Brent I randomly found your old blog today. It is the 2nd thing that comes up when you search google for norik vardanian. I just wanted to tell you this one is a lot more entertaining.
hi brent, i’m back. it’s been really hard for me to read your blog and not make comments.
so remember how much i liked the bulgarian approach to pressing? i decided to start applying that to all upper body stuff with DBs while i was in minnesota. it was great, right? yeah, saul saw me PR my DB press last night. ANYWAY, i started the same frequency type of thing with my pull ups, right? i’ve hit at least 25 each day so far.
also, you know that liver i took from you? i made a pate out of it——–it’s killer!!!!!!!!!!!!!!!!!!!!!!!!!!!!!!!!!!!!!!!!!!!!!!!!!!!!!!!!!!!!!!!!!!!!!!!!!!!!!!!!!!!!!!!!!!!!!!!!!!!!!!!!!!!!!!!!!!!!!!!!!!!!! please try it! you can either come over and get some or i can bring some to you when we train together———let me know. or if you don’t have the balls to try it, just say so. it’s ok, i won’t judge.
anyway, i PRd my, oh shit what’s it called. ah, hip thrusts? that was cool, my butt is shot. i also hit 235 on the DL, but couldn’t celebrate because i pissed my pants three times in that one training session. i had to go to the bathroom and stand naked while i washed my pants because it ran so far down my thighs. hey, you could use that as an erotica prompt. i would like it.
ok, one last thing. remember when i came over to your apartment and met you friend and roomie and the roomie’s girlfriend? gosh, that was a good night. thanks for the good times.
do you not have brent’s email or phone number or something?
I’ll fucking kill you and everyone you know.
Need someone’s family killed? BETTER CALL SAUL!
http://images2.fanpop.com/image/photos/11100000/Breaking-Bad-Season-3-Saul-Goodman-breaking-bad-11163352-760-535.jpg
BReaking Bad is the best show ever made.
It’sallgoodman.
what an odd thing to say
I’m 24 and what is this?
What is what?
‘Breaking Bad’ is a television show that’s on AMC.
Saul Goodman is a character on the show; he’s a sleazy attorney.
His name is a play on the phrase “It’s all good, man.”
The show premiered in 2008 and has had 4 successful seasons with a 5th on the way this year.
Dude, this show is amazing. I’ve been on a netflix binge for the last week. I want to be like Saul when I grow up (I’m 29). But with better hair.
<3 that show. Hai Karibot, are you attending the Arnold?
elleeeeeeee!
Hmmm. The Arnold will be tough. I have to work on the 2nd, but I’m within driving distance of Cbus. DECISIONS. I assume you’re going?

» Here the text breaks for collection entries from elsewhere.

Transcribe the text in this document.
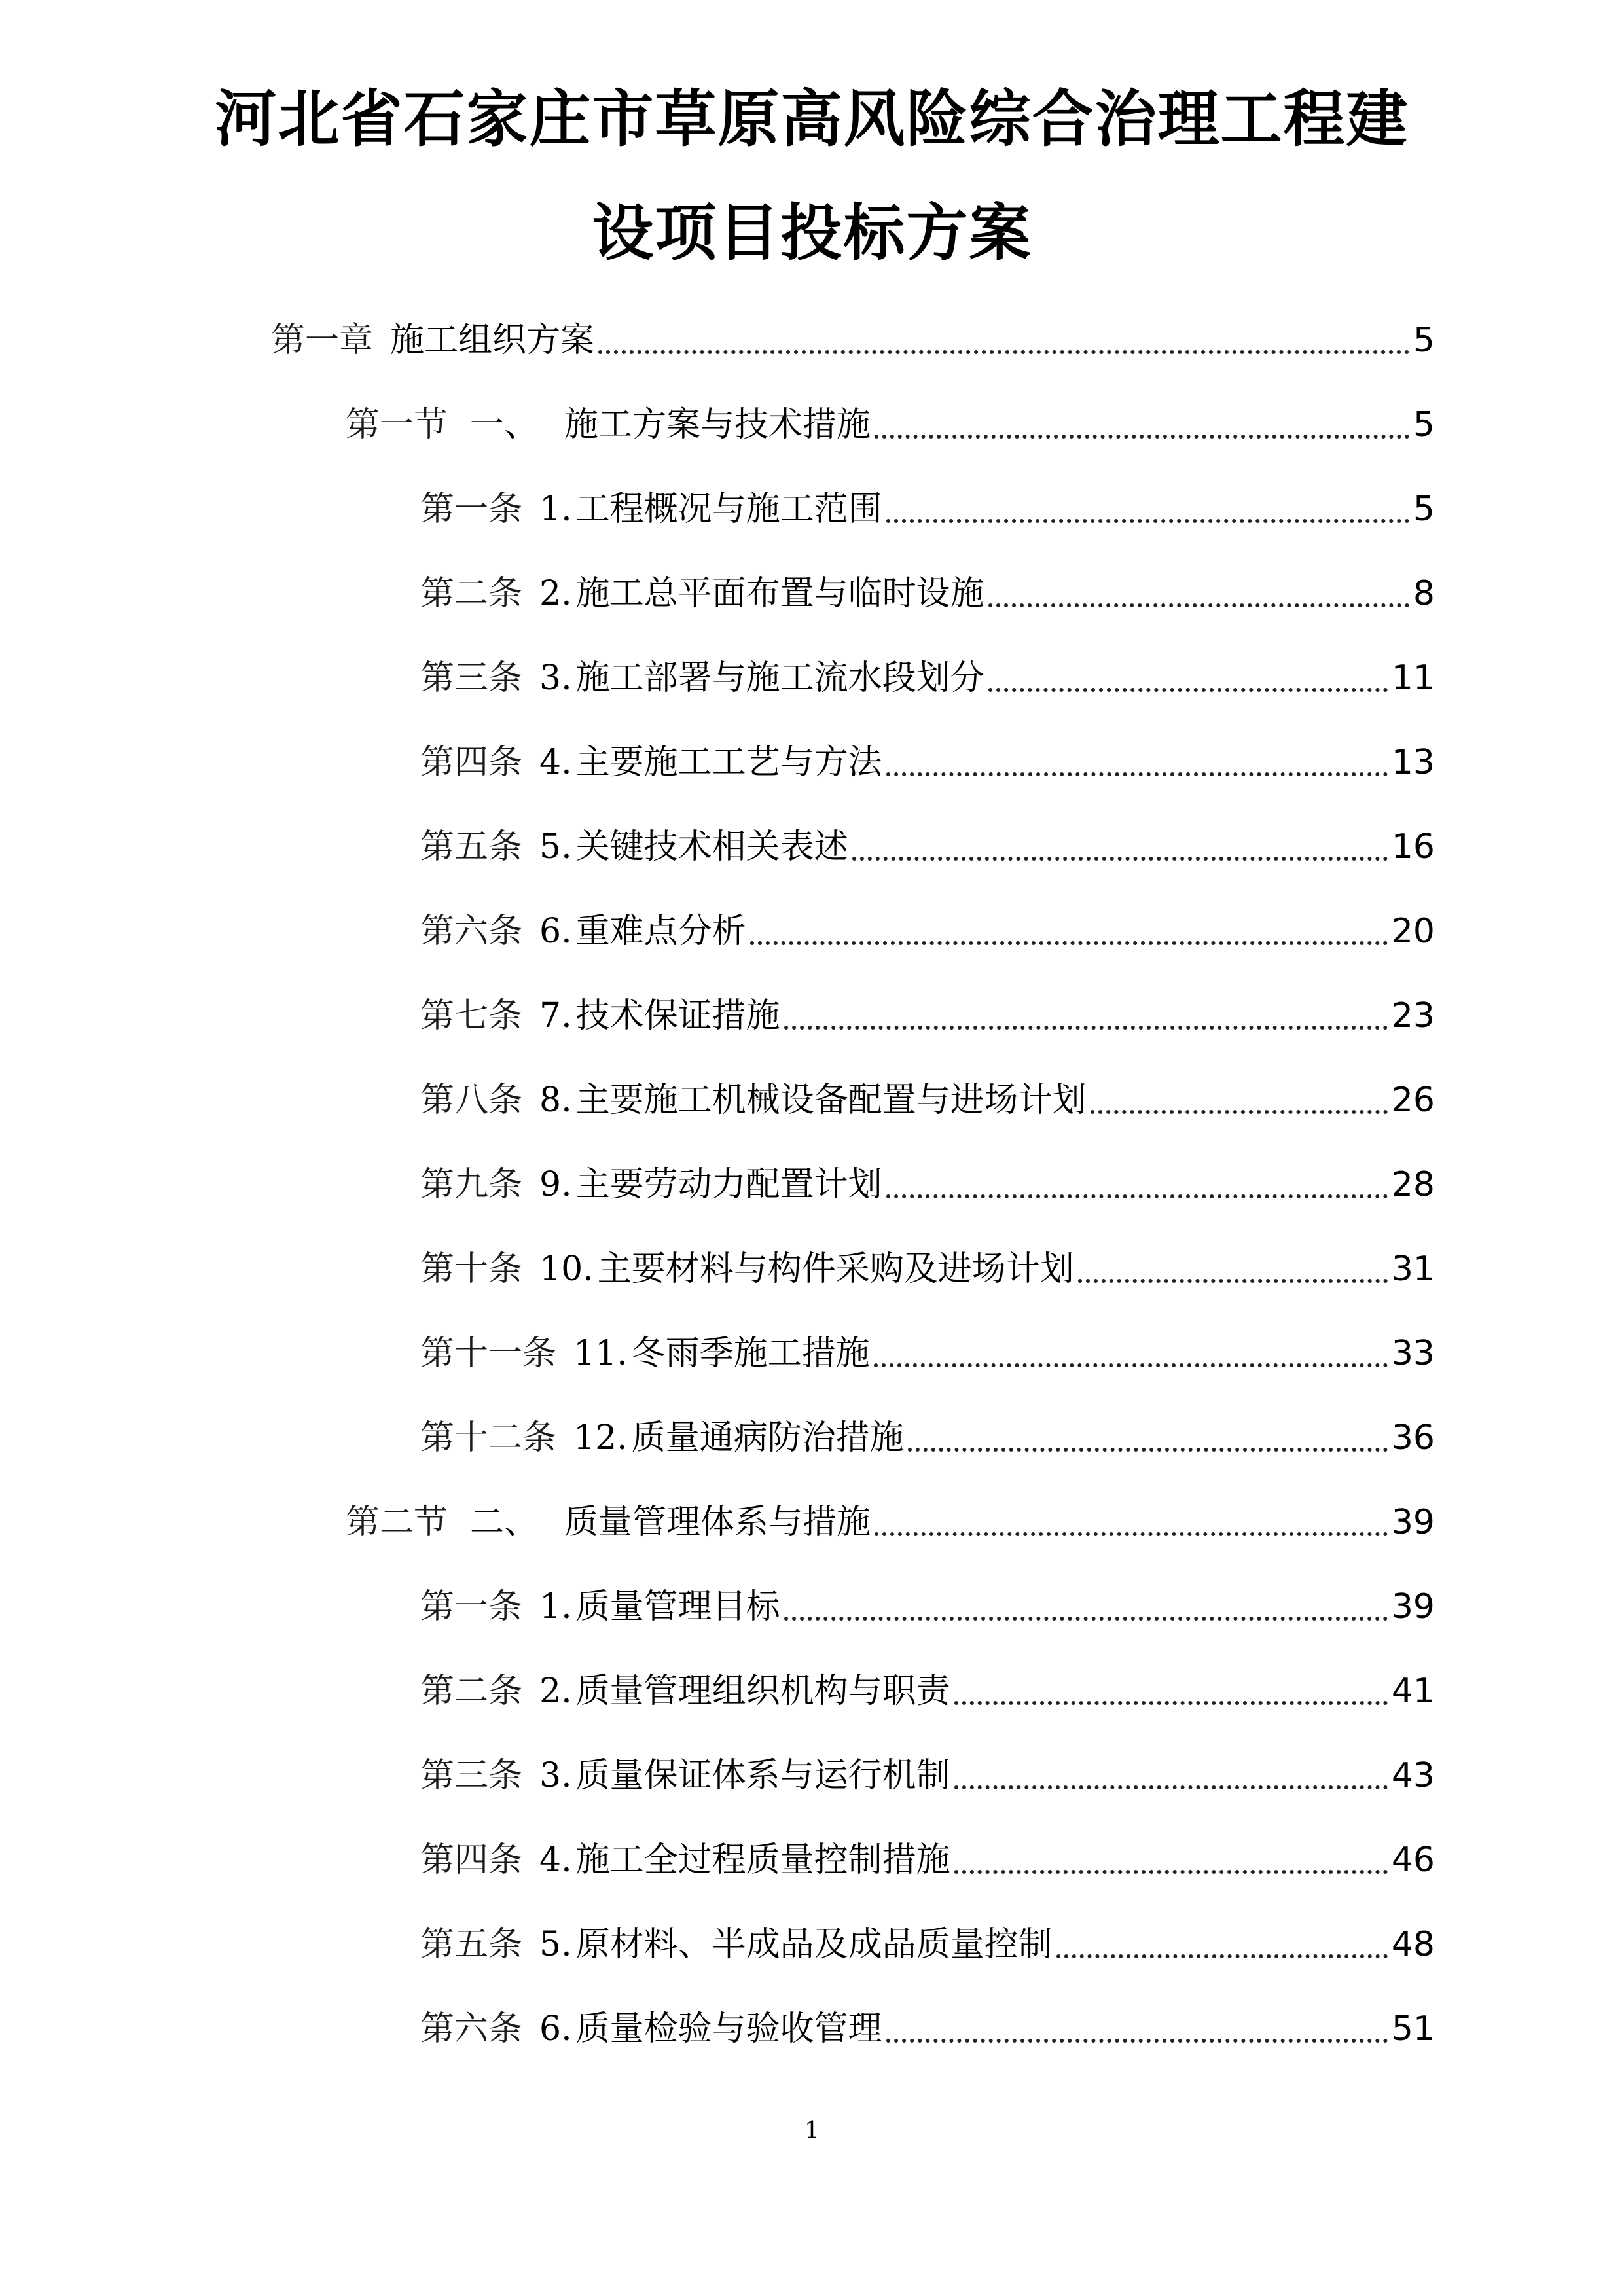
河北省石家庄市草原高风险综合治理工程建
设项目投标方案
第一章 施工组织方案	5
第一节 一、 施工方案与技术措施	5
第一条 1. 工程概况与施工范围	5
第二条 2. 施工总平面布置与临时设施	8
第三条 3. 施工部署与施工流水段划分	11
第四条 4. 主要施工工艺与方法	13
第五条 5. 关键技术相关表述	16
第六条 6. 重难点分析	20
第七条 7. 技术保证措施	23
第八条 8. 主要施工机械设备配置与进场计划	26
第九条 9. 主要劳动力配置计划	28
第十条 10. 主要材料与构件采购及进场计划	31
第十一条 11. 冬雨季施工措施	33
第十二条 12. 质量通病防治措施	36
第二节 二、 质量管理体系与措施	39
第一条 1. 质量管理目标	39
第二条 2. 质量管理组织机构与职责	41
第三条 3. 质量保证体系与运行机制	43
第四条 4. 施工全过程质量控制措施	46
第五条 5. 原材料、半成品及成品质量控制	48
第六条 6. 质量检验与验收管理	51
1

I wouldn’t miss it for the world! I’m driving from Chicago. Can’t let my curlz go to waste. I could say the same for you! 🙂
Alright, alright, I’m trying to get some meatheads together.
Synchro curlz???
All day. All night, baby
http://news.yahoo.com/dog-found-alive-4-days-montana-avalanche-185108507.html
Brent how does this make you feel?????
Feels good, man.
Hehe. corgi survived… Lots of sharing in the comments today…
Brent, I’m writing a horror story loosely based on my life. And you seem to know what you’re doing, so you got any advice or should I fucking kill myself?